Les mesures prises par la Cédéao étaient le principal moyen de pression sur les militaires du Comité national pour le salut du peuple (CNSP), qui se sont emparés du pouvoir quelques heures après la démission d’Ibrahim Boubacar Keïta. Lors de leurs rares prises de parole publiques pendant les négociations avec les pays voisins, les putschistes ont d’ailleurs tenu à rappeler aux Maliens qu’ils travaillaient mordicus à la levée de ces sanctions.
Levée des sanctions
Peu de latitude leur a donc été laissée dans le choix de celui qui assurera la gestion de la présidence : un « civil » et rien d’autre, martelait la Cédéao. Mais la junte a su jouer sur l’ambiguïté des demandes formulées par les Etats d’Afrique de l’Ouest. Le président, désigné lundi 21 septembre, un jour avant l’ultimatum imposé, et intronisé ce vendredi, est un colonel à la retraite du nom de Ba N’Daw. Un profil qui a su rassurer les émissaires ouest-africains, venus en mission entre le 23 et 25 septembre. « Les sanctions seront levées lorsqu’un premier ministre civil sera nommé », avait aussi précisé ce matin Jean-Claude Kassi Brou, président de la commission de la Cédéao.
« Mais le consommateur lambda ne se rendra pas forcément immédiatement compte des effets », analyse Ousmane Babalaye Ndao, du Conseil malien des chargeurs.
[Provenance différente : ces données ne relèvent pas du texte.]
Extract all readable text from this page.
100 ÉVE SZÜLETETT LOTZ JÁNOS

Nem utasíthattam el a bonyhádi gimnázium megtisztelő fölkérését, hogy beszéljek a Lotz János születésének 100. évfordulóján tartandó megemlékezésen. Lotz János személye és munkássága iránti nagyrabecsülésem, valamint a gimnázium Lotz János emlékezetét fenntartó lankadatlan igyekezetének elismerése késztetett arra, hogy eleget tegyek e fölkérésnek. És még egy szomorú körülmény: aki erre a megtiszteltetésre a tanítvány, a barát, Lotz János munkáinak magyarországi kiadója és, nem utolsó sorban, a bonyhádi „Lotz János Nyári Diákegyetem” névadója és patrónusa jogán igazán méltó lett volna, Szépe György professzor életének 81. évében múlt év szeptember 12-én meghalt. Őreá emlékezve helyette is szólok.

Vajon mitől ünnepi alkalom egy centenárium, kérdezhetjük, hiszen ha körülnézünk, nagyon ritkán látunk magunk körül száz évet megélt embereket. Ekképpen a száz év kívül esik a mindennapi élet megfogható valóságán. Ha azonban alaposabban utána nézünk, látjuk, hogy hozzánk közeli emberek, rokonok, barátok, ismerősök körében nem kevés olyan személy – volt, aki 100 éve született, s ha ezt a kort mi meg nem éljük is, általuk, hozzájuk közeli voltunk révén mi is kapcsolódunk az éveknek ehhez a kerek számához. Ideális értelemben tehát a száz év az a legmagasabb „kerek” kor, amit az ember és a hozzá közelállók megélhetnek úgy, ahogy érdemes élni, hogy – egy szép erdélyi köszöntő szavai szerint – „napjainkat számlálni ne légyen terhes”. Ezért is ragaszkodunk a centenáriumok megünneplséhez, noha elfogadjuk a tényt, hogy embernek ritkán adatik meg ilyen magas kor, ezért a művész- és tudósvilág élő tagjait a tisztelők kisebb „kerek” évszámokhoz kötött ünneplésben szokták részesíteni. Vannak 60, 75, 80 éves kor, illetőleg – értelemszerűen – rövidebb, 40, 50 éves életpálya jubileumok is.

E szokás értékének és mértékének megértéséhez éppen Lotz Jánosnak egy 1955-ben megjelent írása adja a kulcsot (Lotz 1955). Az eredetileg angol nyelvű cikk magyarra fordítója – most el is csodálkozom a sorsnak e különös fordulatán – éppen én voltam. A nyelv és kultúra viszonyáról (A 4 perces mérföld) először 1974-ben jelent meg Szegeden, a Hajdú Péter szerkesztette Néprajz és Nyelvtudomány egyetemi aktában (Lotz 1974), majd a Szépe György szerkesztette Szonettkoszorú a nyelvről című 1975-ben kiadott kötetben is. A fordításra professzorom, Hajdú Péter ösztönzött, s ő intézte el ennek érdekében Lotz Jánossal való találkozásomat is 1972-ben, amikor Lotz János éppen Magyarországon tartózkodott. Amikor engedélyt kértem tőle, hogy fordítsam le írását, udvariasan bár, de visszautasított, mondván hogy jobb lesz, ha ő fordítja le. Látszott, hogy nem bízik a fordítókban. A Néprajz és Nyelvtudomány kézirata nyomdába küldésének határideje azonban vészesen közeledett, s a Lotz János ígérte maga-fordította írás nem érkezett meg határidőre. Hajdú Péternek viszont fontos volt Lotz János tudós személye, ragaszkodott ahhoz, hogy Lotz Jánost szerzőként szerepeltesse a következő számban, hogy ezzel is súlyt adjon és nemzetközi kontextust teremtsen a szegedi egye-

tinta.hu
Car les denrées de premières nécessités telles que le sucre, le riz, les céréales et les hydrocarbures ont été sortis des sanctions.
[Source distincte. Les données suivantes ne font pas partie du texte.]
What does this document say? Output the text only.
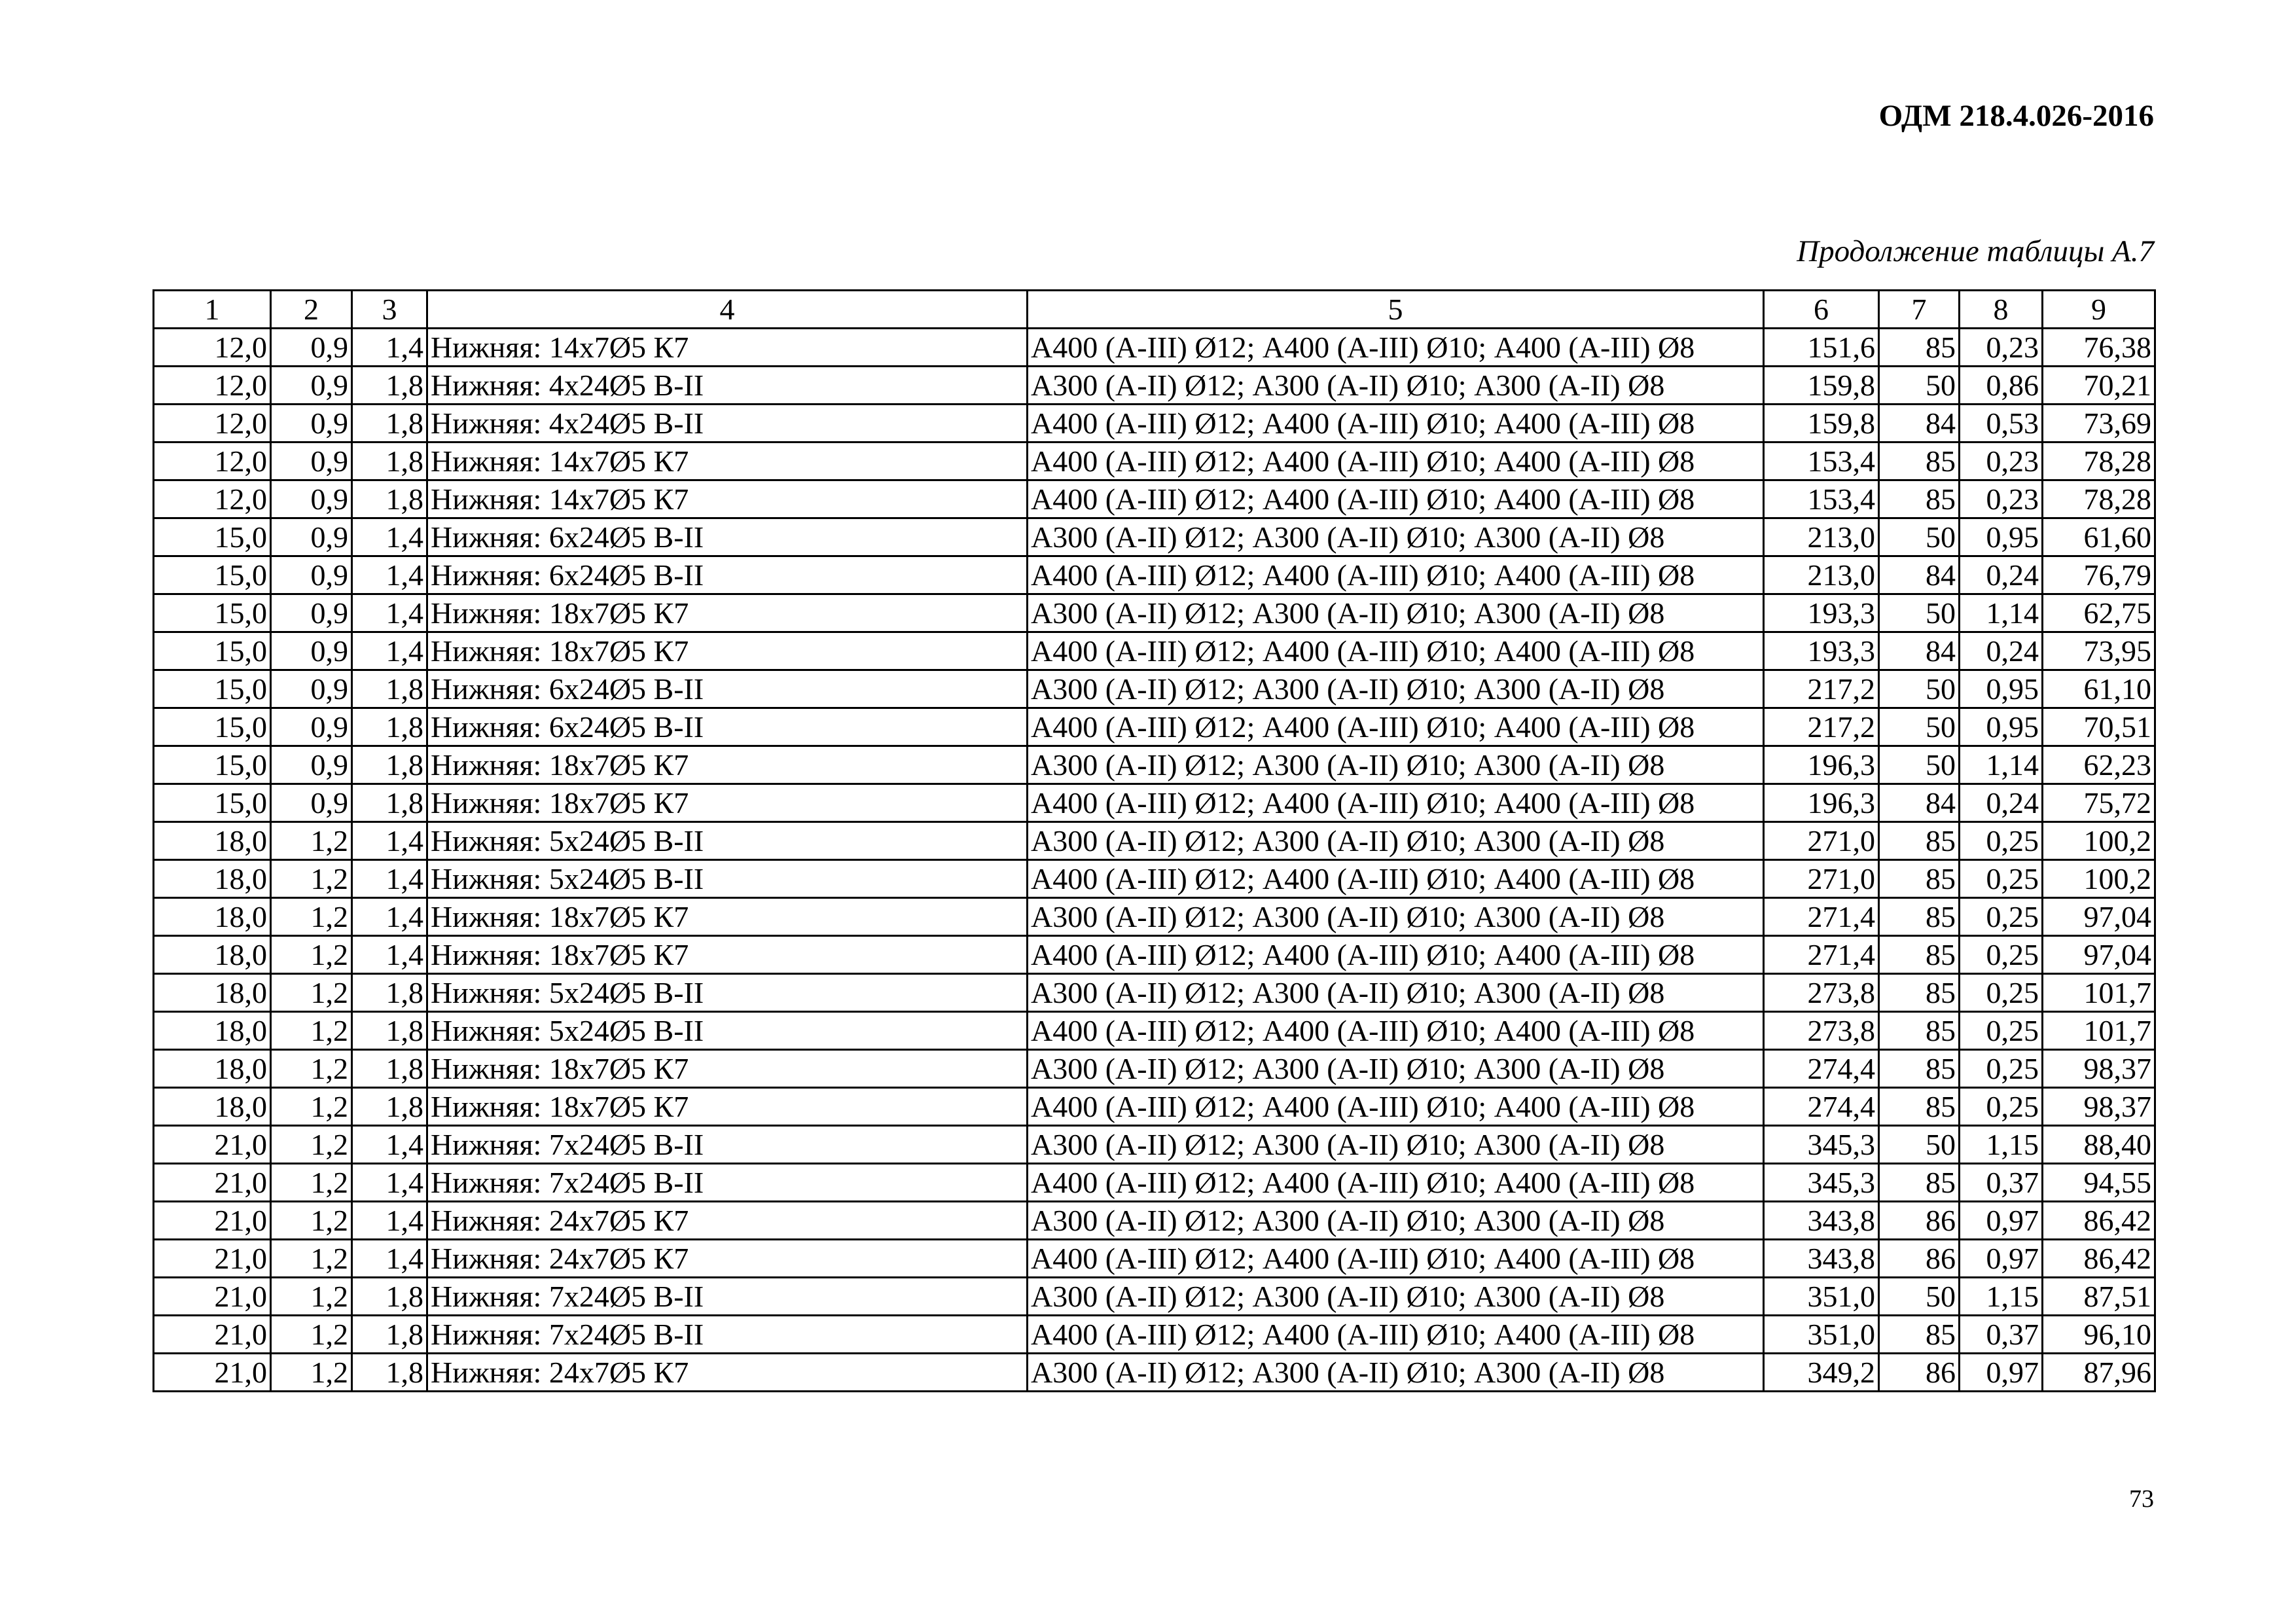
ОДМ 218.4.026-2016
Продолжение таблицы А.7
1	2	3	4	5	6	7	8	9
12,0	0,9	1,4	Нижняя: 14х7Ø5 К7	А400 (А-III) Ø12; А400 (А-III) Ø10; А400 (А-III) Ø8	151,6	85	0,23	76,38
12,0	0,9	1,8	Нижняя: 4х24Ø5 В-II	А300 (А-II) Ø12; А300 (А-II) Ø10; А300 (А-II) Ø8	159,8	50	0,86	70,21
12,0	0,9	1,8	Нижняя: 4х24Ø5 В-II	А400 (А-III) Ø12; А400 (А-III) Ø10; А400 (А-III) Ø8	159,8	84	0,53	73,69
12,0	0,9	1,8	Нижняя: 14х7Ø5 К7	А400 (А-III) Ø12; А400 (А-III) Ø10; А400 (А-III) Ø8	153,4	85	0,23	78,28
12,0	0,9	1,8	Нижняя: 14х7Ø5 К7	А400 (А-III) Ø12; А400 (А-III) Ø10; А400 (А-III) Ø8	153,4	85	0,23	78,28
15,0	0,9	1,4	Нижняя: 6х24Ø5 В-II	А300 (А-II) Ø12; А300 (А-II) Ø10; А300 (А-II) Ø8	213,0	50	0,95	61,60
15,0	0,9	1,4	Нижняя: 6х24Ø5 В-II	А400 (А-III) Ø12; А400 (А-III) Ø10; А400 (А-III) Ø8	213,0	84	0,24	76,79
15,0	0,9	1,4	Нижняя: 18х7Ø5 К7	А300 (А-II) Ø12; А300 (А-II) Ø10; А300 (А-II) Ø8	193,3	50	1,14	62,75
15,0	0,9	1,4	Нижняя: 18х7Ø5 К7	А400 (А-III) Ø12; А400 (А-III) Ø10; А400 (А-III) Ø8	193,3	84	0,24	73,95
15,0	0,9	1,8	Нижняя: 6х24Ø5 В-II	А300 (А-II) Ø12; А300 (А-II) Ø10; А300 (А-II) Ø8	217,2	50	0,95	61,10
15,0	0,9	1,8	Нижняя: 6х24Ø5 В-II	А400 (А-III) Ø12; А400 (А-III) Ø10; А400 (А-III) Ø8	217,2	50	0,95	70,51
15,0	0,9	1,8	Нижняя: 18х7Ø5 К7	А300 (А-II) Ø12; А300 (А-II) Ø10; А300 (А-II) Ø8	196,3	50	1,14	62,23
15,0	0,9	1,8	Нижняя: 18х7Ø5 К7	А400 (А-III) Ø12; А400 (А-III) Ø10; А400 (А-III) Ø8	196,3	84	0,24	75,72
18,0	1,2	1,4	Нижняя: 5х24Ø5 В-II	А300 (А-II) Ø12; А300 (А-II) Ø10; А300 (А-II) Ø8	271,0	85	0,25	100,2
18,0	1,2	1,4	Нижняя: 5х24Ø5 В-II	А400 (А-III) Ø12; А400 (А-III) Ø10; А400 (А-III) Ø8	271,0	85	0,25	100,2
18,0	1,2	1,4	Нижняя: 18х7Ø5 К7	А300 (А-II) Ø12; А300 (А-II) Ø10; А300 (А-II) Ø8	271,4	85	0,25	97,04
18,0	1,2	1,4	Нижняя: 18х7Ø5 К7	А400 (А-III) Ø12; А400 (А-III) Ø10; А400 (А-III) Ø8	271,4	85	0,25	97,04
18,0	1,2	1,8	Нижняя: 5х24Ø5 В-II	А300 (А-II) Ø12; А300 (А-II) Ø10; А300 (А-II) Ø8	273,8	85	0,25	101,7
18,0	1,2	1,8	Нижняя: 5х24Ø5 В-II	А400 (А-III) Ø12; А400 (А-III) Ø10; А400 (А-III) Ø8	273,8	85	0,25	101,7
18,0	1,2	1,8	Нижняя: 18х7Ø5 К7	А300 (А-II) Ø12; А300 (А-II) Ø10; А300 (А-II) Ø8	274,4	85	0,25	98,37
18,0	1,2	1,8	Нижняя: 18х7Ø5 К7	А400 (А-III) Ø12; А400 (А-III) Ø10; А400 (А-III) Ø8	274,4	85	0,25	98,37
21,0	1,2	1,4	Нижняя: 7х24Ø5 В-II	А300 (А-II) Ø12; А300 (А-II) Ø10; А300 (А-II) Ø8	345,3	50	1,15	88,40
21,0	1,2	1,4	Нижняя: 7х24Ø5 В-II	А400 (А-III) Ø12; А400 (А-III) Ø10; А400 (А-III) Ø8	345,3	85	0,37	94,55
21,0	1,2	1,4	Нижняя: 24х7Ø5 К7	А300 (А-II) Ø12; А300 (А-II) Ø10; А300 (А-II) Ø8	343,8	86	0,97	86,42
21,0	1,2	1,4	Нижняя: 24х7Ø5 К7	А400 (А-III) Ø12; А400 (А-III) Ø10; А400 (А-III) Ø8	343,8	86	0,97	86,42
21,0	1,2	1,8	Нижняя: 7х24Ø5 В-II	А300 (А-II) Ø12; А300 (А-II) Ø10; А300 (А-II) Ø8	351,0	50	1,15	87,51
21,0	1,2	1,8	Нижняя: 7х24Ø5 В-II	А400 (А-III) Ø12; А400 (А-III) Ø10; А400 (А-III) Ø8	351,0	85	0,37	96,10
21,0	1,2	1,8	Нижняя: 24х7Ø5 К7	А300 (А-II) Ø12; А300 (А-II) Ø10; А300 (А-II) Ø8	349,2	86	0,97	87,96
73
Qu’à cela ne tienne, lorsqu’on lui parle de l’embargo, Ousmane Traoré lève les yeux vers le plafond scintillant de sa mercerie, près du marché de Badalabougou, à Bamako. « Je suis un patriote, commente-t-il, le regard perdu dans ses rouleaux de tissu. J’aurai fait avec ou sans et, de toute façon, j’avais les stocks nécessaires. » Il dit vrai. Les étagères débordantes de son magasin sont un pied de nez aux sanctions qui ne se sont manifestement pas fait beaucoup sentir sur les étals des quelque 375 marchés de la capitale.
« Aucune plainte à ce sujet n’est remontée de la part des commerçants », assure Adama Traoré, vice-président du comité de gestion du marché de Badalabougou et vendeur d’outillages. Depuis la mise en place des sanctions, l’endroit continue de tourner. Un peu au ralenti, certes, pointe un vendeur de textile, « mais à dire vrai, c’est comme ça depuis le coronavirus », explique-t-il, désolé que les mariages et les baptêmes essentiels à ses affaires soient rares par les temps qui courent.
Pour les négociants, le mois passé sous embargo est d’ailleurs une bagatelle comparée aux quatre mois de fermeture des frontières lors du pic de l’épidémie due au coronavirus sur le continent. Et, selon eux, l’inflation a été exagérée. A la rigueur, si un léger renchérissement de certaines denrées a pu être observé, il n’a rien d’anormal en cette fin de période de soudure, où les récoltes de la saison agricole précédente commencent à s’amoindrir.